University of Konstanz
Graduiertenkolleg / PhD Program
Computer and Information Science

Colloquium of the Department and the PhD Program


A new algorithm for database join and aggregation operations


Dr. Goetz Graefe, HP Labs
Palo Alto, USA

date & place

Wednesday, 20.04.2011, 17:15 h
Room C 252


Database query processing traditionally relies on three types of algorithms for join and grouping operations. For joins, index nested loops join exploits an index on its inner input, merge join exploits sorted inputs, and hash join exploits differences in the sizes of the join inputs. For grouping, an index-based algorithm has been used in the past whereas today sort- and hash-based algorithms prevail. Cost-based query optimization chooses the most appropriate algorithm for each query and for each operation. Unfortunately, mistaken algorithm choices during compile-time query optimization are common yet expensive to investigate and to resolve.

Our goal is to end mistaken choices among join algorithms and among grouping algorithms by replacing the three traditional types of algorithms with a single one. Like merge join, this new join algorithm exploits sorted inputs. Like hash join, it exploits different input sizes for unsorted inputs. In fact, for unsorted inputs, the cost functions for recursive hash join and for hybrid hash join have guided our search for the new join algorithm. In consequence, the new join algorithm can replace both merge join and hash join in a database management system.

The in-memory components of the new join algorithm employ indexes. If the database contains indexes for one (or both) of the inputs, the new join can exploit persistent indexes instead of temporary in-memory indexes. Using database indexes to match input records, the new join algorithm can also replace index nested loops join.

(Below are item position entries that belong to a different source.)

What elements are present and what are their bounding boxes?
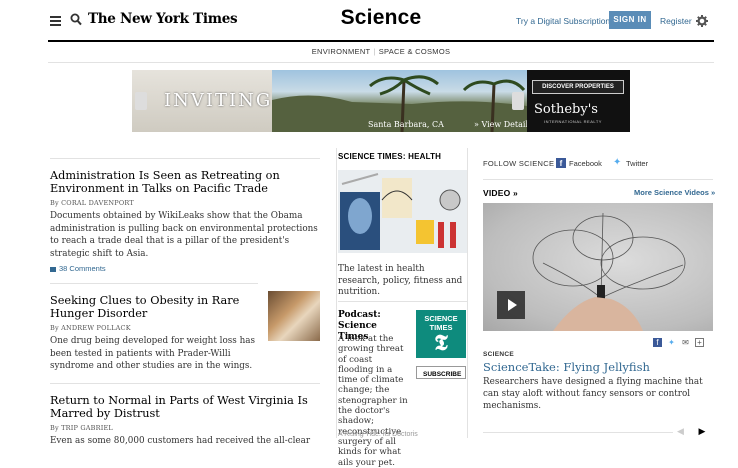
- science-times-heading[interactable]: SCIENCE TIMES: HEALTH: [338, 152, 441, 161]
- science-times-logo[interactable]: SCIENCE TIMES 𝕿: [416, 310, 466, 358]
- subnav-separator: |: [373, 47, 376, 56]
- story-headline[interactable]: Administration Is Seen as Retreating on …: [50, 169, 320, 195]
- ad-prev-arrow[interactable]: [135, 92, 147, 110]
- story-summary: Documents obtained by WikiLeaks show tha…: [50, 211, 318, 259]
- subscription-link[interactable]: Try a Digital Subscription: [516, 16, 610, 26]
- story-byline: By CORAL DAVENPORT: [50, 199, 134, 207]
- video-carousel-controls: ◀ ▶: [677, 426, 713, 436]
- video-title[interactable]: ScienceTake: Flying Jellyfish: [483, 360, 713, 374]
- facebook-icon[interactable]: f: [556, 158, 566, 168]
- register-link[interactable]: Register: [660, 16, 692, 26]
- health-collage-illustration: [338, 170, 467, 253]
- story-byline: By TRIP GABRIEL: [50, 423, 113, 432]
- play-button[interactable]: [497, 291, 525, 319]
- ad-next-arrow[interactable]: [512, 92, 524, 110]
- story-summary: Even as some 80,000 customers had receiv…: [50, 435, 311, 446]
- video-section-label[interactable]: VIDEO »: [483, 188, 518, 198]
- facebook-link[interactable]: Facebook: [569, 159, 602, 168]
- t-logo-icon: 𝕿: [434, 330, 448, 356]
- gear-icon[interactable]: [696, 15, 708, 27]
- more-podcast-link[interactable]: A Rising Tide. Its Doctoris: [338, 431, 418, 438]
- follow-bar: FOLLOW SCIENCE f Facebook ✦ Twitter: [483, 158, 713, 172]
- sign-in-button[interactable]: SIGN IN: [609, 11, 651, 29]
- subnav-item-environment[interactable]: ENVIRONMENT: [312, 47, 371, 56]
- comment-icon: [50, 266, 56, 272]
- science-times-description: The latest in health research, policy, f…: [338, 264, 463, 297]
- divider: [338, 301, 467, 302]
- carousel-prev-icon[interactable]: ◀: [677, 426, 684, 436]
- expand-icon[interactable]: +: [695, 338, 704, 347]
- story-summary: One drug being developed for weight loss…: [50, 336, 256, 371]
- podcast-subscribe-button[interactable]: SUBSCRIBE: [416, 366, 466, 379]
- story-headline[interactable]: Return to Normal in Parts of West Virgin…: [50, 394, 320, 420]
- story-item: Seeking Clues to Obesity in Rare Hunger …: [50, 283, 258, 373]
- comments-link[interactable]: 38 Comments: [50, 264, 320, 273]
- story-item: Return to Normal in Parts of West Virgin…: [50, 382, 320, 448]
- ad-view-details[interactable]: » View Details: [474, 120, 532, 129]
- follow-label: FOLLOW SCIENCE: [483, 159, 555, 168]
- ad-brand-subtitle: INTERNATIONAL REALTY: [544, 119, 602, 124]
- video-kicker: SCIENCE: [483, 351, 514, 358]
- health-illustration[interactable]: [338, 170, 467, 253]
- twitter-icon[interactable]: ✦: [613, 158, 623, 168]
- email-icon[interactable]: ✉: [681, 338, 690, 347]
- ad-headline: INVITING: [164, 90, 273, 111]
- twitter-link[interactable]: Twitter: [626, 159, 648, 168]
- video-player[interactable]: [483, 203, 713, 331]
- ad-banner[interactable]: INVITING Santa Barbara, CA » View Detail…: [132, 70, 630, 132]
- story-headline[interactable]: Seeking Clues to Obesity in Rare Hunger …: [50, 294, 258, 320]
- ad-brand: Sotheby's: [534, 102, 598, 117]
- divider: [483, 179, 713, 180]
- subnav-item-space-cosmos[interactable]: SPACE & COSMOS: [379, 47, 451, 56]
- ad-location: Santa Barbara, CA: [368, 120, 444, 129]
- divider: [483, 432, 673, 433]
- video-description: Researchers have designed a flying machi…: [483, 377, 703, 411]
- carousel-next-icon[interactable]: ▶: [698, 426, 705, 436]
- story-item: Administration Is Seen as Retreating on …: [50, 158, 320, 273]
- ad-cta-button[interactable]: DISCOVER PROPERTIES: [532, 80, 624, 94]
- section-subnav: ENVIRONMENT | SPACE & COSMOS: [48, 42, 714, 63]
- story-byline: By ANDREW POLLACK: [50, 324, 131, 332]
- share-tools: f ✦ ✉ +: [653, 338, 713, 348]
- facebook-share-icon[interactable]: f: [653, 338, 662, 347]
- comments-count[interactable]: 38 Comments: [59, 264, 106, 273]
- masthead: The New York Times Science Try a Digital…: [48, 4, 714, 42]
- story-thumbnail[interactable]: [268, 291, 320, 341]
- twitter-share-icon[interactable]: ✦: [667, 338, 676, 347]
- podcast-description: A look at the growing threat of coast fl…: [338, 334, 408, 468]
- science-times-column: SCIENCE TIMES: HEALTH The latest in heal…: [336, 148, 468, 468]
- more-videos-link[interactable]: More Science Videos »: [634, 188, 715, 197]
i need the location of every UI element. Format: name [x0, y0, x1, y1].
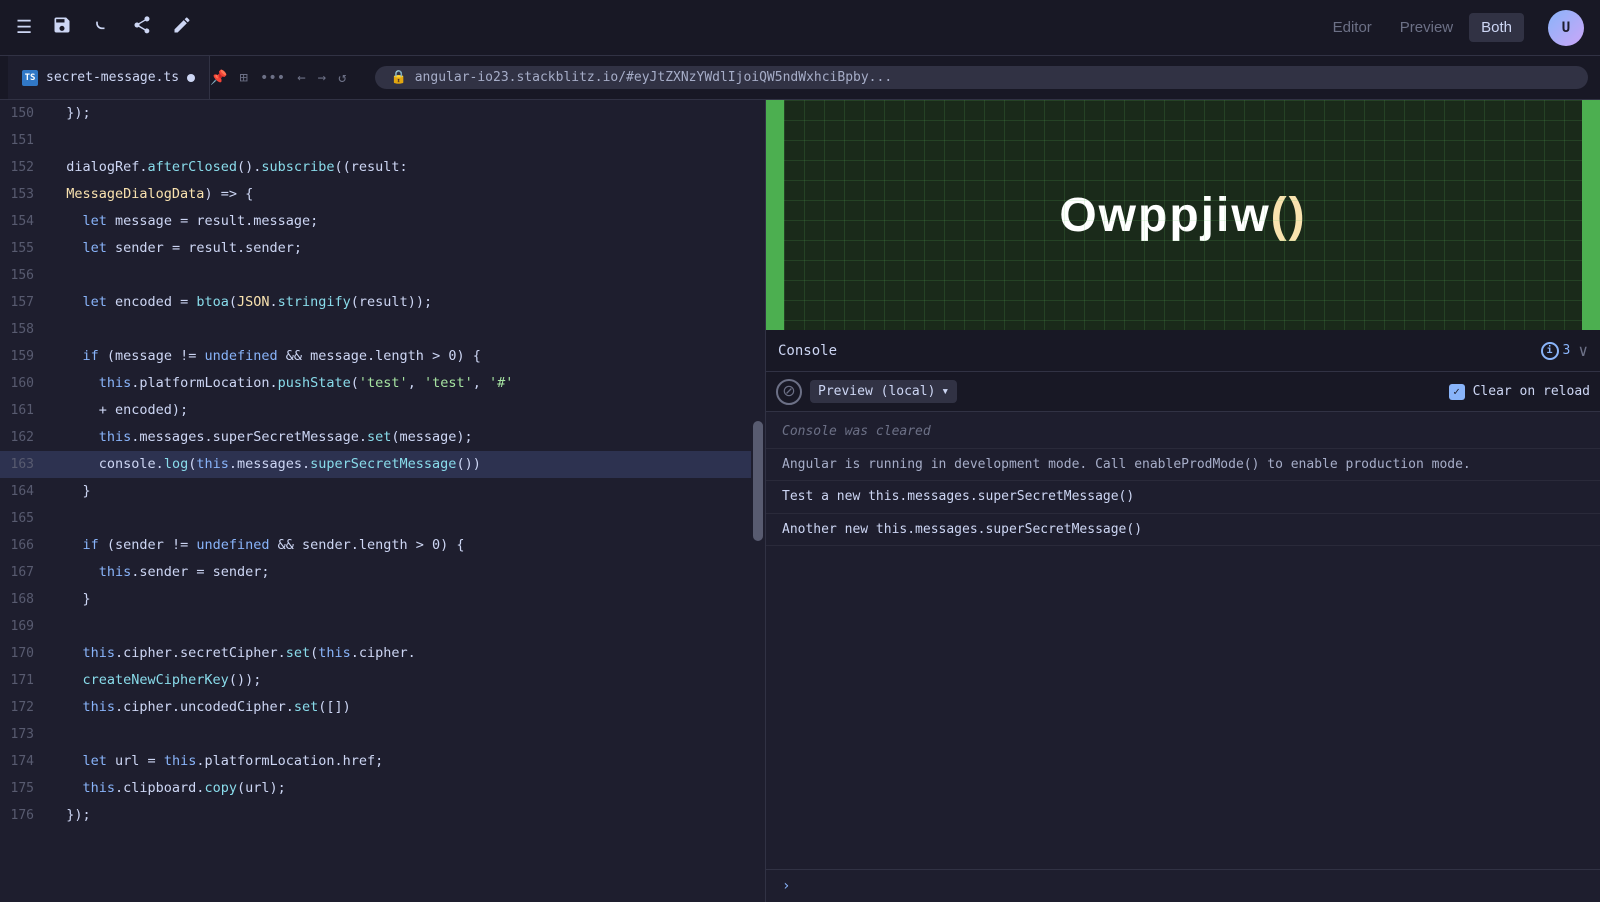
preview-grid: [784, 100, 1582, 330]
fork-icon[interactable]: [92, 15, 112, 40]
code-line-174: 174 let url = this.platformLocation.href…: [0, 748, 765, 775]
code-line-157: 157 let encoded = btoa(JSON.stringify(re…: [0, 289, 765, 316]
console-source-selector[interactable]: Preview (local) ▾: [810, 380, 957, 403]
view-tabs: Editor Preview Both: [1321, 13, 1524, 42]
console-panel: Console i 3 ∨ ⊘ Preview (local) ▾ ✓ C: [766, 330, 1600, 902]
console-clear-button[interactable]: ⊘: [776, 379, 802, 405]
dropdown-icon: ▾: [941, 384, 949, 399]
code-line-153: 153 MessageDialogData) => {: [0, 181, 765, 208]
angular-text: Angular is running in development mode. …: [782, 457, 1471, 472]
code-line-169: 169: [0, 613, 765, 640]
code-line-155: 155 let sender = result.sender;: [0, 235, 765, 262]
console-messages: Console was cleared Angular is running i…: [766, 412, 1600, 869]
user-avatar[interactable]: U: [1548, 10, 1584, 46]
file-tab-secret-message[interactable]: TS secret-message.ts: [8, 56, 210, 99]
code-line-158: 158: [0, 316, 765, 343]
code-line-173: 173: [0, 721, 765, 748]
top-bar: ☰ Editor Preview Both: [0, 0, 1600, 56]
url-bar[interactable]: 🔒 angular-io23.stackblitz.io/#eyJtZXNzYW…: [375, 66, 1588, 89]
code-line-165: 165: [0, 505, 765, 532]
code-editor[interactable]: 150 }); 151 152 dialogRef.afterClosed().…: [0, 100, 765, 902]
console-prompt-arrow: ›: [782, 878, 790, 894]
scrollbar-track[interactable]: [751, 100, 765, 902]
test2-text: Another new this.messages.superSecretMes…: [782, 522, 1142, 537]
console-message-test1: Test a new this.messages.superSecretMess…: [766, 481, 1600, 514]
file-tab-controls: 📌 ⊞ ••• ← → ↺: [210, 70, 362, 86]
file-tab-name: secret-message.ts: [46, 70, 179, 85]
console-message-angular: Angular is running in development mode. …: [766, 449, 1600, 482]
save-icon[interactable]: [52, 15, 72, 40]
top-bar-actions: ☰: [16, 15, 192, 40]
main-content: 150 }); 151 152 dialogRef.afterClosed().…: [0, 100, 1600, 902]
console-input[interactable]: [798, 879, 1584, 894]
right-panel: Owppjiw() Console i 3 ∨ ⊘: [765, 100, 1600, 902]
console-info-icon: i: [1541, 342, 1559, 360]
code-line-159: 159 if (message != undefined && message.…: [0, 343, 765, 370]
clear-on-reload: ✓ Clear on reload: [1449, 384, 1590, 400]
code-line-171: 171 createNewCipherKey());: [0, 667, 765, 694]
clear-icon: ⊘: [782, 384, 795, 400]
typescript-icon: TS: [22, 70, 38, 86]
code-line-166: 166 if (sender != undefined && sender.le…: [0, 532, 765, 559]
more-icon[interactable]: •••: [260, 70, 285, 86]
code-line-156: 156: [0, 262, 765, 289]
code-line-161: 161 + encoded);: [0, 397, 765, 424]
code-line-152: 152 dialogRef.afterClosed().subscribe((r…: [0, 154, 765, 181]
source-label: Preview (local): [818, 384, 935, 399]
console-message-test2: Another new this.messages.superSecretMes…: [766, 514, 1600, 547]
forward-icon[interactable]: →: [318, 70, 326, 86]
code-line-176: 176 });: [0, 802, 765, 829]
code-line-172: 172 this.cipher.uncodedCipher.set([]): [0, 694, 765, 721]
code-line-164: 164 }: [0, 478, 765, 505]
console-message-cleared: Console was cleared: [766, 416, 1600, 449]
split-icon[interactable]: ⊞: [240, 70, 248, 86]
code-line-163: 163 console.log(this.messages.superSecre…: [0, 451, 765, 478]
code-line-168: 168 }: [0, 586, 765, 613]
console-badge-count: 3: [1563, 343, 1571, 358]
tab-editor[interactable]: Editor: [1321, 13, 1384, 42]
test1-text: Test a new this.messages.superSecretMess…: [782, 489, 1134, 504]
preview-main: Owppjiw(): [784, 100, 1582, 330]
top-bar-right: Editor Preview Both U: [1321, 10, 1584, 46]
preview-right-bar: [1582, 100, 1600, 330]
tab-preview[interactable]: Preview: [1388, 13, 1465, 42]
cleared-text: Console was cleared: [782, 424, 931, 439]
console-title: Console: [778, 343, 1533, 359]
console-header: Console i 3 ∨: [766, 330, 1600, 372]
share-icon[interactable]: [132, 15, 152, 40]
code-line-175: 175 this.clipboard.copy(url);: [0, 775, 765, 802]
console-badge: i 3: [1541, 342, 1571, 360]
tab-both[interactable]: Both: [1469, 13, 1524, 42]
modified-dot: [187, 74, 195, 82]
url-text: angular-io23.stackblitz.io/#eyJtZXNzYWdl…: [415, 70, 892, 85]
code-line-154: 154 let message = result.message;: [0, 208, 765, 235]
code-lines: 150 }); 151 152 dialogRef.afterClosed().…: [0, 100, 765, 829]
file-tab-bar: TS secret-message.ts 📌 ⊞ ••• ← → ↺ 🔒 ang…: [0, 56, 1600, 100]
clear-on-reload-label: Clear on reload: [1473, 384, 1590, 399]
preview-left-bar: [766, 100, 784, 330]
code-line-160: 160 this.platformLocation.pushState('tes…: [0, 370, 765, 397]
code-line-162: 162 this.messages.superSecretMessage.set…: [0, 424, 765, 451]
pin-icon[interactable]: 📌: [210, 70, 227, 86]
code-line-167: 167 this.sender = sender;: [0, 559, 765, 586]
clear-on-reload-checkbox[interactable]: ✓: [1449, 384, 1465, 400]
reload-icon[interactable]: ↺: [338, 70, 346, 86]
console-prompt: ›: [766, 869, 1600, 902]
edit-icon[interactable]: [172, 15, 192, 40]
menu-icon[interactable]: ☰: [16, 17, 32, 38]
code-line-150: 150 });: [0, 100, 765, 127]
lock-icon: 🔒: [391, 70, 407, 85]
code-line-170: 170 this.cipher.secretCipher.set(this.ci…: [0, 640, 765, 667]
scrollbar-thumb[interactable]: [753, 421, 763, 541]
back-icon[interactable]: ←: [297, 70, 305, 86]
console-toolbar: ⊘ Preview (local) ▾ ✓ Clear on reload: [766, 372, 1600, 412]
console-expand-icon[interactable]: ∨: [1578, 341, 1588, 360]
preview-area: Owppjiw(): [766, 100, 1600, 330]
code-line-151: 151: [0, 127, 765, 154]
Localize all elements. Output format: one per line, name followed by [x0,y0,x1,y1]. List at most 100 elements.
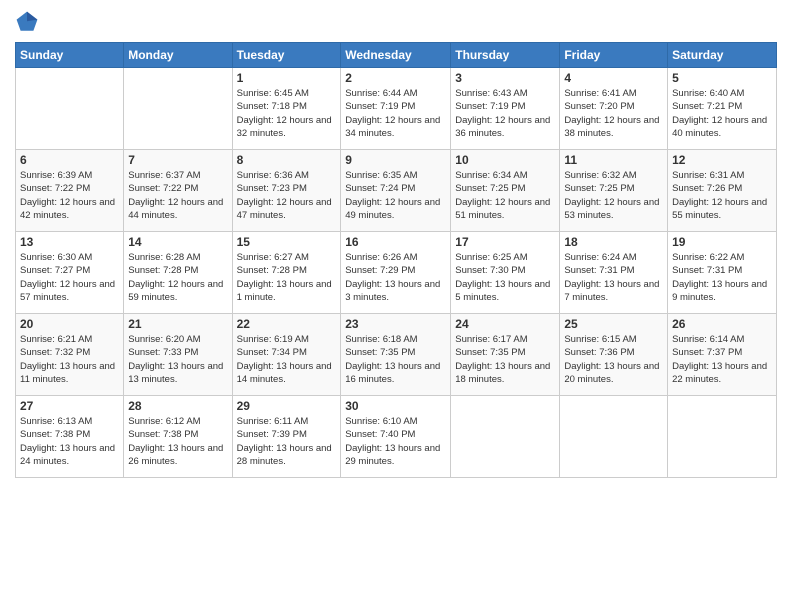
day-number: 25 [564,317,663,331]
day-info: Sunrise: 6:14 AM Sunset: 7:37 PM Dayligh… [672,333,772,386]
calendar-cell [560,396,668,478]
calendar-cell: 30 Sunrise: 6:10 AM Sunset: 7:40 PM Dayli… [341,396,451,478]
day-info: Sunrise: 6:18 AM Sunset: 7:35 PM Dayligh… [345,333,446,386]
day-number: 7 [128,153,227,167]
calendar-cell: 18 Sunrise: 6:24 AM Sunset: 7:31 PM Dayli… [560,232,668,314]
day-header-monday: Monday [124,43,232,68]
day-info: Sunrise: 6:30 AM Sunset: 7:27 PM Dayligh… [20,251,119,304]
calendar-cell: 7 Sunrise: 6:37 AM Sunset: 7:22 PM Daylig… [124,150,232,232]
calendar-cell: 19 Sunrise: 6:22 AM Sunset: 7:31 PM Dayli… [668,232,777,314]
calendar-cell: 15 Sunrise: 6:27 AM Sunset: 7:28 PM Dayli… [232,232,341,314]
day-number: 9 [345,153,446,167]
day-info: Sunrise: 6:28 AM Sunset: 7:28 PM Dayligh… [128,251,227,304]
day-number: 2 [345,71,446,85]
calendar-cell: 11 Sunrise: 6:32 AM Sunset: 7:25 PM Dayli… [560,150,668,232]
day-number: 14 [128,235,227,249]
calendar-cell: 4 Sunrise: 6:41 AM Sunset: 7:20 PM Daylig… [560,68,668,150]
day-info: Sunrise: 6:41 AM Sunset: 7:20 PM Dayligh… [564,87,663,140]
day-info: Sunrise: 6:43 AM Sunset: 7:19 PM Dayligh… [455,87,555,140]
calendar-cell: 25 Sunrise: 6:15 AM Sunset: 7:36 PM Dayli… [560,314,668,396]
day-info: Sunrise: 6:19 AM Sunset: 7:34 PM Dayligh… [237,333,337,386]
day-info: Sunrise: 6:10 AM Sunset: 7:40 PM Dayligh… [345,415,446,468]
day-info: Sunrise: 6:20 AM Sunset: 7:33 PM Dayligh… [128,333,227,386]
day-info: Sunrise: 6:26 AM Sunset: 7:29 PM Dayligh… [345,251,446,304]
days-header-row: SundayMondayTuesdayWednesdayThursdayFrid… [16,43,777,68]
day-number: 29 [237,399,337,413]
week-row-1: 1 Sunrise: 6:45 AM Sunset: 7:18 PM Daylig… [16,68,777,150]
calendar-cell: 1 Sunrise: 6:45 AM Sunset: 7:18 PM Daylig… [232,68,341,150]
day-number: 5 [672,71,772,85]
day-info: Sunrise: 6:35 AM Sunset: 7:24 PM Dayligh… [345,169,446,222]
day-number: 10 [455,153,555,167]
calendar-cell: 17Sunrise: 6:25 AM Sunset: 7:30 PM Dayli… [451,232,560,314]
day-number: 27 [20,399,119,413]
day-number: 3 [455,71,555,85]
day-header-sunday: Sunday [16,43,124,68]
day-info: Sunrise: 6:34 AM Sunset: 7:25 PM Dayligh… [455,169,555,222]
day-info: Sunrise: 6:39 AM Sunset: 7:22 PM Dayligh… [20,169,119,222]
calendar-cell: 22 Sunrise: 6:19 AM Sunset: 7:34 PM Dayli… [232,314,341,396]
day-info: Sunrise: 6:17 AM Sunset: 7:35 PM Dayligh… [455,333,555,386]
calendar-cell: 21 Sunrise: 6:20 AM Sunset: 7:33 PM Dayli… [124,314,232,396]
calendar-cell: 28 Sunrise: 6:12 AM Sunset: 7:38 PM Dayli… [124,396,232,478]
calendar-cell: 29 Sunrise: 6:11 AM Sunset: 7:39 PM Dayli… [232,396,341,478]
day-number: 11 [564,153,663,167]
day-number: 13 [20,235,119,249]
day-number: 21 [128,317,227,331]
logo-icon [15,10,39,34]
day-info: Sunrise: 6:37 AM Sunset: 7:22 PM Dayligh… [128,169,227,222]
logo [15,10,41,34]
calendar-cell: 8Sunrise: 6:36 AM Sunset: 7:23 PM Daylig… [232,150,341,232]
day-info: Sunrise: 6:13 AM Sunset: 7:38 PM Dayligh… [20,415,119,468]
day-number: 18 [564,235,663,249]
week-row-5: 27 Sunrise: 6:13 AM Sunset: 7:38 PM Dayli… [16,396,777,478]
calendar-cell: 24 Sunrise: 6:17 AM Sunset: 7:35 PM Dayli… [451,314,560,396]
day-info: Sunrise: 6:27 AM Sunset: 7:28 PM Dayligh… [237,251,337,304]
day-number: 1 [237,71,337,85]
calendar-cell: 20 Sunrise: 6:21 AM Sunset: 7:32 PM Dayli… [16,314,124,396]
day-info: Sunrise: 6:15 AM Sunset: 7:36 PM Dayligh… [564,333,663,386]
day-header-wednesday: Wednesday [341,43,451,68]
day-number: 6 [20,153,119,167]
day-number: 23 [345,317,446,331]
calendar-cell [16,68,124,150]
calendar-cell: 6 Sunrise: 6:39 AM Sunset: 7:22 PM Daylig… [16,150,124,232]
calendar-cell: 9 Sunrise: 6:35 AM Sunset: 7:24 PM Daylig… [341,150,451,232]
day-info: Sunrise: 6:22 AM Sunset: 7:31 PM Dayligh… [672,251,772,304]
calendar: SundayMondayTuesdayWednesdayThursdayFrid… [15,42,777,478]
day-number: 28 [128,399,227,413]
day-number: 20 [20,317,119,331]
calendar-cell: 12Sunrise: 6:31 AM Sunset: 7:26 PM Dayli… [668,150,777,232]
day-header-thursday: Thursday [451,43,560,68]
day-number: 30 [345,399,446,413]
day-number: 24 [455,317,555,331]
day-info: Sunrise: 6:25 AM Sunset: 7:30 PM Dayligh… [455,251,555,304]
day-number: 19 [672,235,772,249]
day-info: Sunrise: 6:44 AM Sunset: 7:19 PM Dayligh… [345,87,446,140]
day-number: 12 [672,153,772,167]
calendar-cell: 2 Sunrise: 6:44 AM Sunset: 7:19 PM Daylig… [341,68,451,150]
day-info: Sunrise: 6:21 AM Sunset: 7:32 PM Dayligh… [20,333,119,386]
calendar-cell [668,396,777,478]
day-info: Sunrise: 6:11 AM Sunset: 7:39 PM Dayligh… [237,415,337,468]
day-number: 16 [345,235,446,249]
day-number: 15 [237,235,337,249]
week-row-3: 13 Sunrise: 6:30 AM Sunset: 7:27 PM Dayli… [16,232,777,314]
day-info: Sunrise: 6:24 AM Sunset: 7:31 PM Dayligh… [564,251,663,304]
day-number: 22 [237,317,337,331]
day-number: 26 [672,317,772,331]
calendar-cell: 13 Sunrise: 6:30 AM Sunset: 7:27 PM Dayli… [16,232,124,314]
day-info: Sunrise: 6:12 AM Sunset: 7:38 PM Dayligh… [128,415,227,468]
calendar-cell: 23 Sunrise: 6:18 AM Sunset: 7:35 PM Dayli… [341,314,451,396]
calendar-cell: 10 Sunrise: 6:34 AM Sunset: 7:25 PM Dayli… [451,150,560,232]
day-info: Sunrise: 6:32 AM Sunset: 7:25 PM Dayligh… [564,169,663,222]
day-info: Sunrise: 6:45 AM Sunset: 7:18 PM Dayligh… [237,87,337,140]
day-info: Sunrise: 6:40 AM Sunset: 7:21 PM Dayligh… [672,87,772,140]
day-number: 4 [564,71,663,85]
calendar-cell: 16 Sunrise: 6:26 AM Sunset: 7:29 PM Dayli… [341,232,451,314]
day-header-saturday: Saturday [668,43,777,68]
day-header-tuesday: Tuesday [232,43,341,68]
week-row-2: 6 Sunrise: 6:39 AM Sunset: 7:22 PM Daylig… [16,150,777,232]
calendar-cell [451,396,560,478]
calendar-cell: 5 Sunrise: 6:40 AM Sunset: 7:21 PM Daylig… [668,68,777,150]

Goetz Graefe is an HP Fellow working in the Intelligent Information Management Lab within Hewlett-Packard Laboratories. Prior to joining HP in 2006, Goetz spent 12 years as software architect in product development at Microsoft, mostly in database management. Both query optimization and query execution of Microsoft's re-implementation of SQL Server are based on his designs. Goetz's research credentials include numerous publications as well as surveys published by ACM Computing Surveys. His original publications cover query optimization, query execution, and indexing. His work has been honored by the ACM SIGMOD 2000 "test of time" award for work on parallel query execution, by the IEEE ICDE 2005 "influential paper" award for work on extensible query execution, and by the 2009 ACM "software systems" award for participation in the Gamma database machine research project.

Goetz studied Computer Science at T U Braunschweig from 1980 to 1983. In 1983, he was admitted to the University of Wisconsin - Madison, where he was granted a M.S. degree in 1984 and a Ph.D. in 1987.